The job she is fired from, she absolutely despised and would rather work for less money than go back – again, she experiences a loss of something she felt no connection to.

Even her name, as much as she has rebranded herself, she feels no remorse at the loss of the conception of “Leonora” – an identity she neither liked or wishes to hang onto.

And Mikel – this person whom she feels for the first time able to love, she loses the idea of him as the war scarred boy with Spanish cakes and the possibilities of her daydreams of their life together when she discovers he is married, but this idea, was not real or ever possible, and never truly belonged to her.

Leo is in a constant state of dispossession.
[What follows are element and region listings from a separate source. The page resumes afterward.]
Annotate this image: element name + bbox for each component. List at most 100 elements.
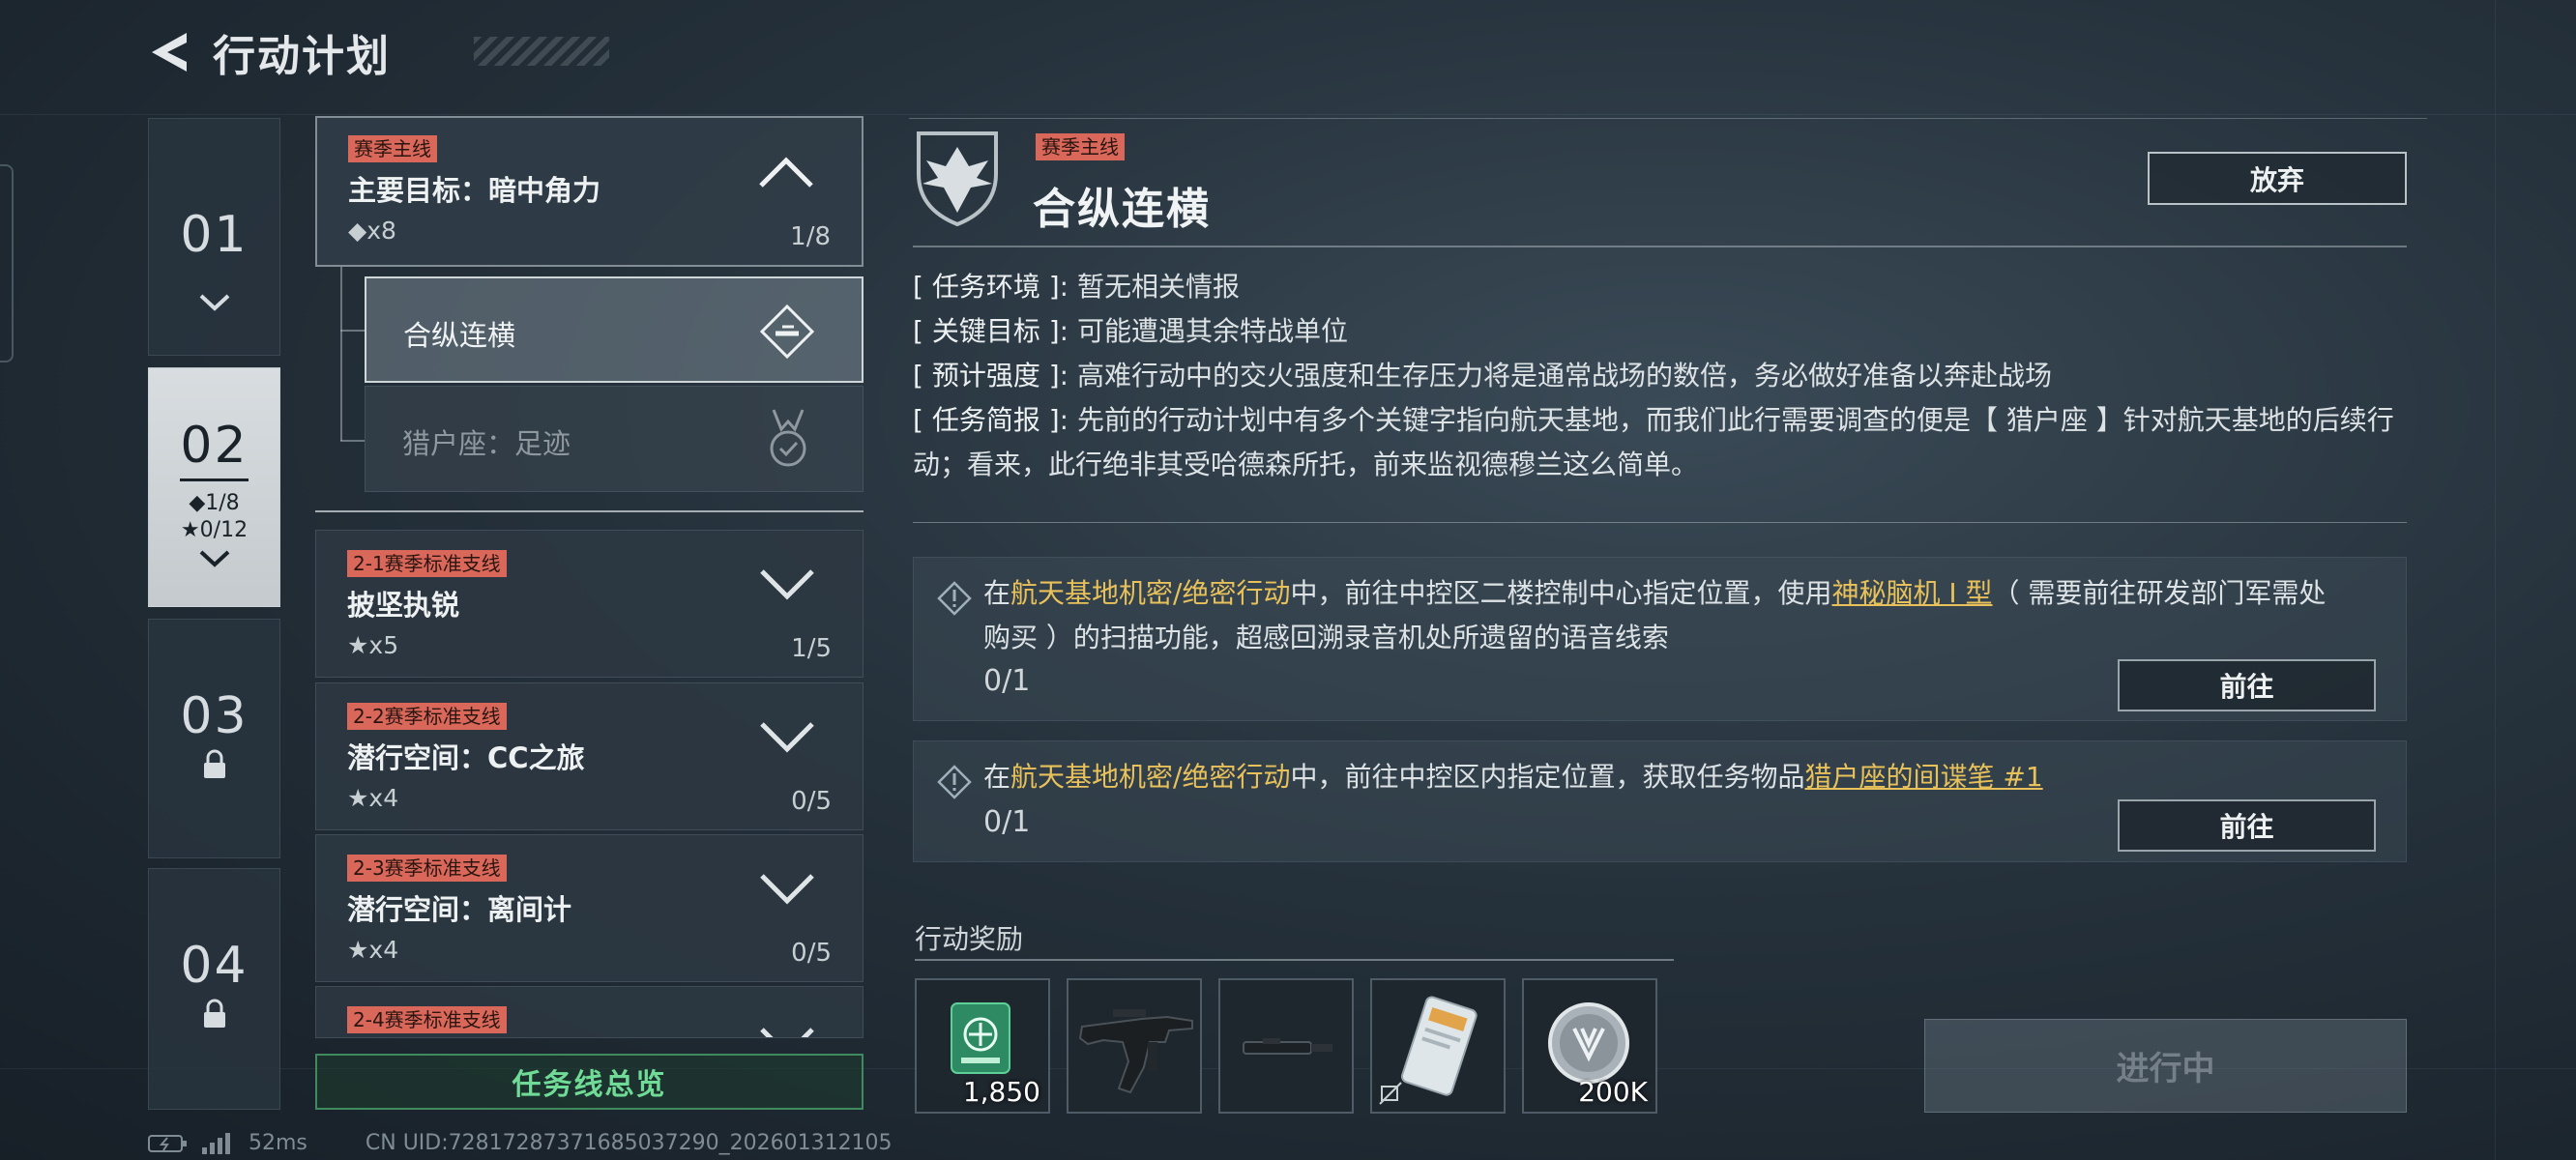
chevron-down-icon: [199, 550, 229, 567]
page-title: 行动计划: [213, 32, 391, 81]
page-header: 行动计划: [145, 21, 391, 83]
chevron-down-icon[interactable]: [758, 720, 816, 755]
sub-mission-name: 合纵连横: [403, 319, 516, 352]
ping-value: 52ms: [249, 1131, 307, 1155]
mission-progress: 1/8: [790, 222, 831, 251]
detail-tag: 赛季主线: [1036, 133, 1125, 160]
info-row: [ 预计强度 ]: 高难行动中的交火强度和生存压力将是通常战场的数倍，务必做好准…: [913, 360, 2053, 392]
chevron-up-icon[interactable]: [757, 155, 815, 189]
sub-mission-active[interactable]: 合纵连横: [365, 276, 864, 383]
star-icon: ★: [180, 518, 200, 542]
info-key: [ 预计强度 ]: [913, 360, 1060, 392]
eagle-emblem-icon: [917, 131, 998, 227]
info-row: [ 任务简报 ]: 先前的行动计划中有多个关键字指向航天基地，而我们此行需要调查…: [913, 404, 2394, 480]
mission-reward-count: ◆x8: [348, 217, 396, 245]
info-value: 高难行动中的交火强度和生存压力将是通常战场的数倍，务必做好准备以奔赴战场: [1077, 360, 2053, 392]
diamond-icon: ◆: [348, 217, 367, 245]
alert-diamond-icon: [937, 765, 972, 799]
chevron-down-icon: [199, 294, 229, 311]
mission-reward-count: ★x4: [347, 936, 399, 964]
uid-text: CN UID:7281728737168503729​0_20260131210…: [365, 1131, 893, 1155]
mission-card-main[interactable]: 赛季主线 主要目标：暗中角力 ◆x8 1/8: [315, 116, 864, 267]
chevron-down-icon[interactable]: [758, 567, 816, 602]
star-icon: ★: [347, 784, 369, 812]
back-arrow-icon: [152, 33, 187, 72]
back-button[interactable]: [145, 25, 193, 79]
battery-icon: [148, 1134, 187, 1152]
reward-item[interactable]: [1218, 978, 1354, 1114]
mission-card-branch[interactable]: 2-3赛季标准支线 潜行空间：离间计 ★x4 0/5: [315, 834, 864, 982]
objective-progress: 0/1: [983, 664, 1031, 698]
alert-diamond-icon: [937, 581, 972, 616]
chevron-down-icon[interactable]: [758, 1026, 816, 1038]
tree-connector: [340, 440, 365, 442]
mission-info: [ 任务环境 ]: 暂无相关情报 [ 关键目标 ]: 可能遭遇其余特战单位 [ …: [913, 265, 2402, 487]
chapter-tab-03[interactable]: 03: [148, 619, 280, 858]
untradeable-icon: [1379, 1082, 1402, 1105]
chapter-star-progress: 0/12: [199, 518, 249, 542]
mission-tag: 2-4赛季标准支线: [347, 1006, 507, 1033]
currency-chip-icon: [951, 1002, 1010, 1074]
divider: [913, 246, 2407, 247]
mission-tag: 2-3赛季标准支线: [347, 855, 507, 882]
target-diamond-icon: [759, 304, 815, 360]
tree-connector: [340, 330, 365, 332]
location-highlight: 航天基地机密/绝密行动: [1010, 577, 1291, 609]
medal-check-icon: [770, 409, 806, 467]
title-decoration: [474, 37, 609, 66]
chevron-down-icon[interactable]: [758, 872, 816, 907]
sub-mission-name: 猎户座：足迹: [402, 427, 571, 460]
chapter-number: 01: [180, 206, 249, 264]
goto-button[interactable]: 前往: [2118, 799, 2376, 852]
reward-quantity: 1,850: [962, 1076, 1040, 1108]
info-value: 可能遭遇其余特战单位: [1077, 315, 1349, 347]
mission-card-branch[interactable]: 2-2赛季标准支线 潜行空间：CC之旅 ★x4 0/5: [315, 682, 864, 830]
sub-mission-locked[interactable]: 猎户座：足迹: [365, 386, 864, 492]
detail-title: 合纵连横: [1033, 185, 1211, 234]
bg-line: [2495, 0, 2496, 1160]
mission-progress: 0/5: [791, 787, 832, 816]
info-value: 先前的行动计划中有多个关键字指向航天基地，而我们此行需要调查的便是【 猎户座 】…: [913, 404, 2394, 480]
info-row: [ 任务环境 ]: 暂无相关情报: [913, 271, 1241, 303]
item-link[interactable]: 神秘脑机 I 型: [1831, 577, 1992, 609]
chapter-tab-02[interactable]: 02 ◆1/8 ★0/12: [148, 367, 280, 607]
mission-tag: 2-1赛季标准支线: [347, 550, 507, 577]
location-highlight: 航天基地机密/绝密行动: [1010, 761, 1291, 793]
divider: [913, 522, 2407, 523]
mission-tag: 2-2赛季标准支线: [347, 703, 507, 730]
objective-text: 在航天基地机密/绝密行动中，前往中控区二楼控制中心指定位置，使用神秘脑机 I 型…: [983, 577, 2327, 653]
side-drawer-tab[interactable]: [0, 164, 14, 362]
chapter-tab-01[interactable]: 01: [148, 118, 280, 356]
rifle-icon: [1078, 1009, 1193, 1094]
star-icon: ★: [347, 631, 369, 659]
reward-item[interactable]: 1,850: [915, 978, 1050, 1114]
reward-item[interactable]: [1370, 978, 1506, 1114]
diamond-icon: ◆: [189, 491, 206, 515]
mission-progress: 0/5: [791, 939, 832, 968]
chapter-number: 03: [180, 687, 249, 745]
mission-card-branch[interactable]: 2-1赛季标准支线 披坚执锐 ★x5 1/5: [315, 530, 864, 678]
mission-card-branch[interactable]: 2-4赛季标准支线: [315, 986, 864, 1038]
goto-button[interactable]: 前往: [2118, 659, 2376, 711]
reward-quantity: 200K: [1578, 1076, 1648, 1108]
objective-text: 在航天基地机密/绝密行动中，前往中控区内指定位置，获取任务物品猎户座的间谍笔 #…: [983, 761, 2043, 793]
mission-reward-count: ★x5: [347, 631, 399, 659]
chapter-diamond-progress: 1/8: [205, 491, 240, 515]
reward-item[interactable]: [1067, 978, 1202, 1114]
mission-tag: 赛季主线: [348, 135, 437, 162]
tree-connector: [340, 267, 342, 441]
objective-card: 在航天基地机密/绝密行动中，前往中控区二楼控制中心指定位置，使用神秘脑机 I 型…: [913, 557, 2407, 721]
in-progress-button: 进行中: [1924, 1019, 2407, 1113]
divider: [315, 510, 864, 512]
silver-coin-icon: [1548, 1002, 1629, 1084]
card-item-icon: [1400, 996, 1478, 1096]
lock-icon: [203, 999, 225, 1028]
reward-item[interactable]: 200K: [1522, 978, 1657, 1114]
divider: [915, 959, 1674, 961]
mission-reward-count: ★x4: [347, 784, 399, 812]
abandon-button[interactable]: 放弃: [2148, 152, 2407, 205]
attachment-icon: [1243, 1038, 1332, 1055]
mission-overview-button[interactable]: 任务线总览: [315, 1054, 864, 1110]
item-link[interactable]: 猎户座的间谍笔 #1: [1804, 761, 2042, 793]
chapter-tab-04[interactable]: 04: [148, 868, 280, 1110]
But hers is one of never having possessed – not even herself.

In this way, Colton is able to approach the plight of an immigrant in a new nation, a stranger in a new place from an inverse angle. She portrays the American as the one without a sense of belonging, whereas her Spanish characters, especially Mikel have extreme ties to the community in which they reside. Where Leo seems not to belong at all in the very country she was born, the immigrants in the story find an immense sense of belonging. However, this is a constructed belonging; it is one dependent upon and shaped by the Cafe, the grocery story, the pillars of this corner of New York which have been made and are preserved by the Spanish people themselves. Colton seems to suggest then, that an immigrant is to find a sense of belonging upon migrating, but that this is constructed, not artificial but also not primordial.